A la suite du verdict, des manifestations interdites ont éclaté à Istanbul, Ankara et Izmir, entraînant une vague d’arrestations. La société civile voit en ce déni de justice une revanche personnelle du président Erdogan, ainsi qu’une volonté de faire taire les voix s’opposant au virage autocratique et liberticide entrepris de longue date par ce dernier. Le président turc a ainsi fait d’Osman Kavala l’ennemi public numéro un, l’accusant d’être le «Georges Soros de la Turquie». Un qualificatif traduisant la peur du président turc à l’idée d’un soulèvement populaire – le milliardaire d’origine hongroise ayant été, selon lui, à l’origine de nombreuses insurrections dans le monde.
Marasme économique
Car dans ce climat démocratique morose, la dérive autoritaire de la Turquie se fond avec le marasme économique orchestré par le président Erdogan. A rebours de la théorie économique classique selon laquelle une hausse des taux d’intérêt entraîne mécaniquement une baisse de l’inflation, le président turc s’entête à baisser les taux d’intérêt. Ces derniers mois, Recep Tayyip Erdogan a justifié son obstination interventionniste par des références fréquentes au Coran, ainsi que par une rhétorique complotiste fustigeant le «lobby des taux d’intérêt».

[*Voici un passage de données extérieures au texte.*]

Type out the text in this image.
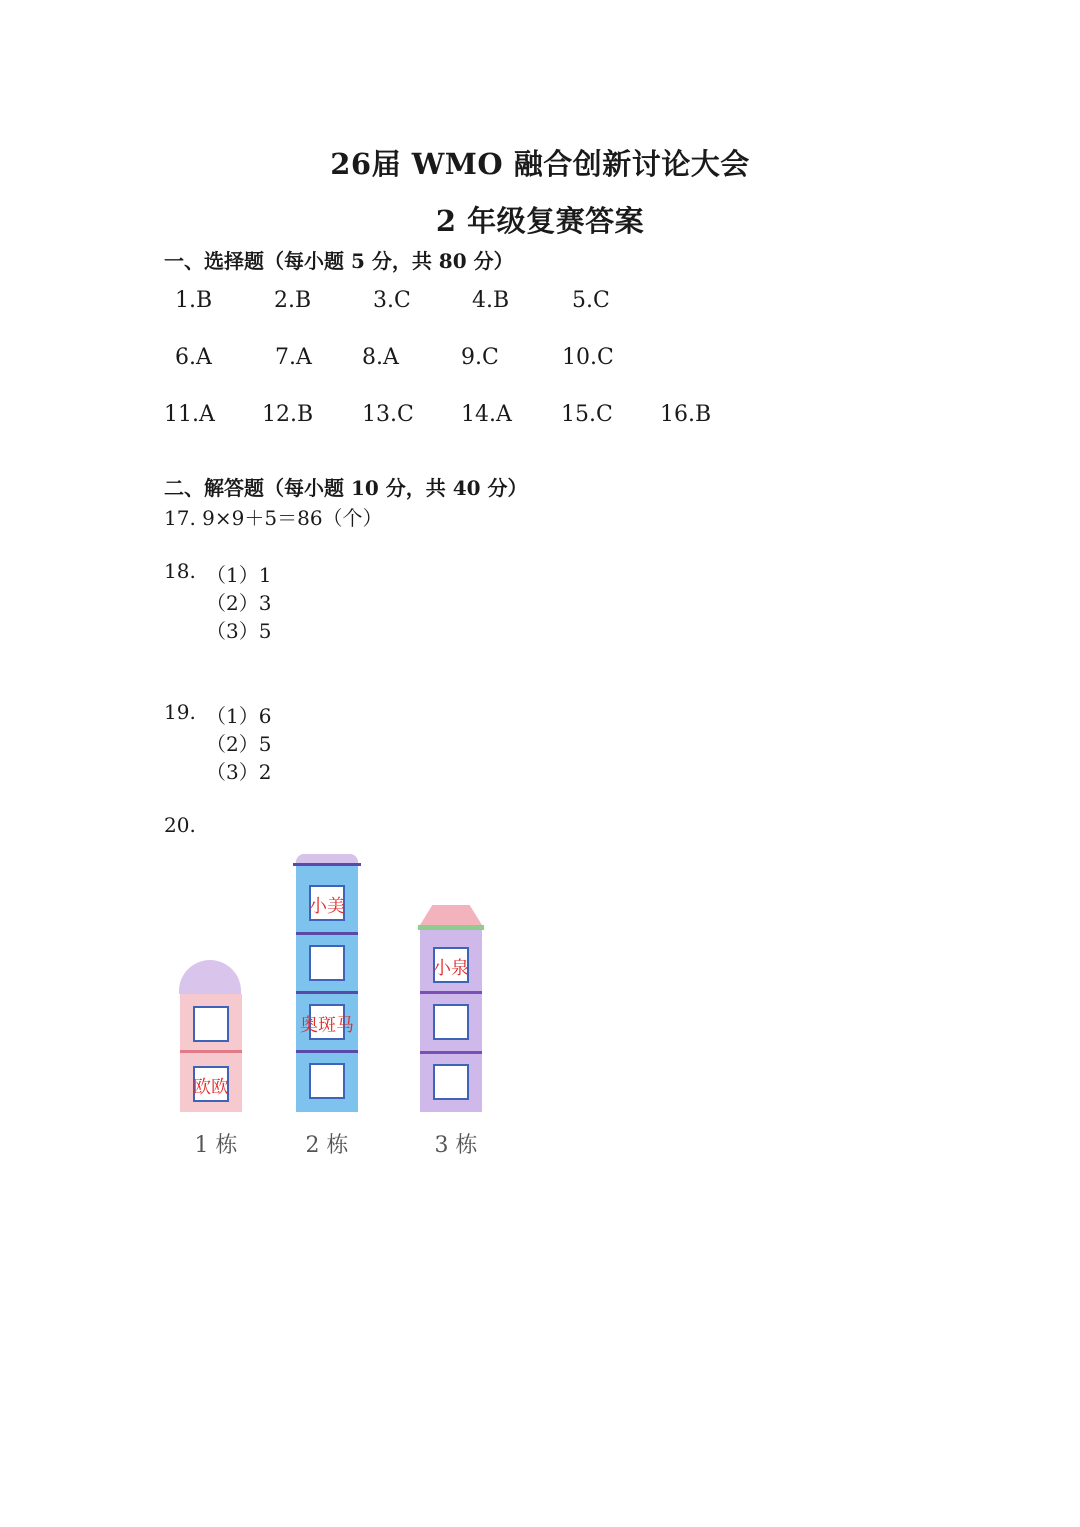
26届 WMO 融合创新讨论大会
2 年级复赛答案
一、选择题（每小题 5 分，共 80 分）
1.B	2.B	3.C	4.B	5.C
6.A	7.A 8.A	9.C	10.C
11.A 12.B 13.C 14.A 15.C 16.B
二、解答题（每小题 10 分，共 40 分）
17. 9×9＋5＝86（个）
18. （1）1
（2）3
（3）5
19. （1）6
（2）5
（3）2
20.
欧欧
1 栋
小美
奥斑马
2 栋
小泉
3 栋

Un interventionnisme directement responsable de la fuite massive des investisseurs étrangers, refroidis par les discours clivants du chef de l’Etat comme par ses entailles à répétition vis-à-vis de l’Etat de droit. Dernière ombre en date planant sur la liberté d’informer, un projet de loi menaçant de prison les économistes indépendants en cas de publication de données économiques sans autorisation. Dans le viseur du gouvernement, le Groupe de recherche sur l’inflation, dont le dernier rapport fait état d’une inflation à 142,6% sur douze mois – bien loin des 61% officiellement communiqués par l’Institut statistique de Turquie. Ce projet de loi intervient alors que deux journalistes turcs de l’agence Bloomberg viennent d’être relaxés après avoir été accusés d’avoir tenté de saboter l’économie turque en publiant un article sur l’effondrement de la livre.
«La démocratie, c’est comme un tramway. Quand on est allés au bout, on en descend.» Cette petite phrase, lancée il y a près de trente ans par un Erdogan qui n’était alors que maire d’Istanbul, résonne comme une prophétie glaçante à l’heure où la démocratie, en Turquie, se fissure de jour en jour.